With a tightly-guarded ticket list and a snaking queue onto the street outside, a tangible sense of anticipatory tension, uncertainty and thrill surrounds Idles’ early evening takeover of Komedia’s dark downstairs cavern, expanded from an in-store to accommodate demand.
Put on for fans who have bought new album ‘Joy As An Act Of Resistance’, there’s a whisper the band might have enforced an over-demanding schedule on themselves, having been minded to test the speakers and door hinges at a shop in Portsmouth earlier in the day. Their earlier soundcheck here, though, is said to have comprehensively allayed any concerns, with reports of a clobberingly loud, Swans-style tune-up.
Despite Idles being in the house, a lengthy wait ensues. The delay adds to the feel of this being a fully-fledged show rather than a passing promotional opportunity, and gives the room time to steadily morph from sparse post-work buzz to packed and expectant mob. Sure enough, within the space of half a song, these knowingly brutal Bristolians set a ferocious tone for a measured yet destructive display of near-carnal force.
Looking something like a cross between a Victorian malcontent and a revolutionary pirate, chief Idle Joe Talbot takes his responsibilities seriously and makes no secret of his troubled past – these days, he’s an eloquently persuasive poster boy against internalising and compounding personal problems. ‘1049 Gotho’, introduced by Talbot as a description of depression, sees him worry about possessing a body and mind unfit for life’s trials, but also blindsides with its grisly eroticism (“I pissed in the sink / As she slowly undressed”).

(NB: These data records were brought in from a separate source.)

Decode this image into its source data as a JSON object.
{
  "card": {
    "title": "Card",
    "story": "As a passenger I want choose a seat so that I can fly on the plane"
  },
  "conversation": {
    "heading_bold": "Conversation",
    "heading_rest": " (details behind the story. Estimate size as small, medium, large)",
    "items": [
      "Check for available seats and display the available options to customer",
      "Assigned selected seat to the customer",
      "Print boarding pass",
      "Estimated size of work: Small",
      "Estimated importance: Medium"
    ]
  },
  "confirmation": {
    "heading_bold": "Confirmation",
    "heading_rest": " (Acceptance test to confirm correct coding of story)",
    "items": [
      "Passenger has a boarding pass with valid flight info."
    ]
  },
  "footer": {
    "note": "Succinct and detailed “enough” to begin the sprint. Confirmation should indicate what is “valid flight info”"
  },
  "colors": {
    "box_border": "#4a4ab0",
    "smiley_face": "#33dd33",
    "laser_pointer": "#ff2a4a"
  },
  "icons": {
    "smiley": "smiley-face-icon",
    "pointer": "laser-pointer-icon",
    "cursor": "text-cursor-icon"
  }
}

As they batter their guitars and drums, all five members strike a picture of cheery, violent relentlessness. They’re furiously impressive, not least on the unbridled anger of Talbot’s tribute to his mother, on which he decries the trappings of poverty and suggests Tories fear rich and educated enemies. Still, for all his cathartic anger and volcanic philosophising, this is more than an extended therapy session, becoming a generous round of request-taking from the pit, interspersed with the odd gutteral barb.
Like Slaves, their fellow punk snarlers to have played at the invitation of Resident recently, Idles combine a consistent vehemence with a certain inscrutability. As the album title suggests, they want to promote liberal openness, dialogue about social and political divisions and, optimistically, love. But doing that, for Talbot, inevitably entails singing about the things he hates – Brexit, inequality, toxic masculinity, elitism.
By the time they roll out ‘Danny Nedelko’, their single written for the Ukrainian leader of the band Heavy Lungs, providing a personal swerve on the voice lacked by immigrants, the atmosphere is approaching genuine anarchy. It has, says Talbot, made them feel like The Beatles. When he thanks security staff for keeping everyone safe, it’s sincere.
Part of this incendiary mood is down to Idles’ more composed sections, when they show a taste for the haunting and cinematic, tensely building into successive explosions of rage and wit. Without the unexpected illness of someone connected to the band, explains Talbot, their set would have gone on longer. Viewers at the front, where a full-on pile-on seems in motion, might be glad to get their breaths back.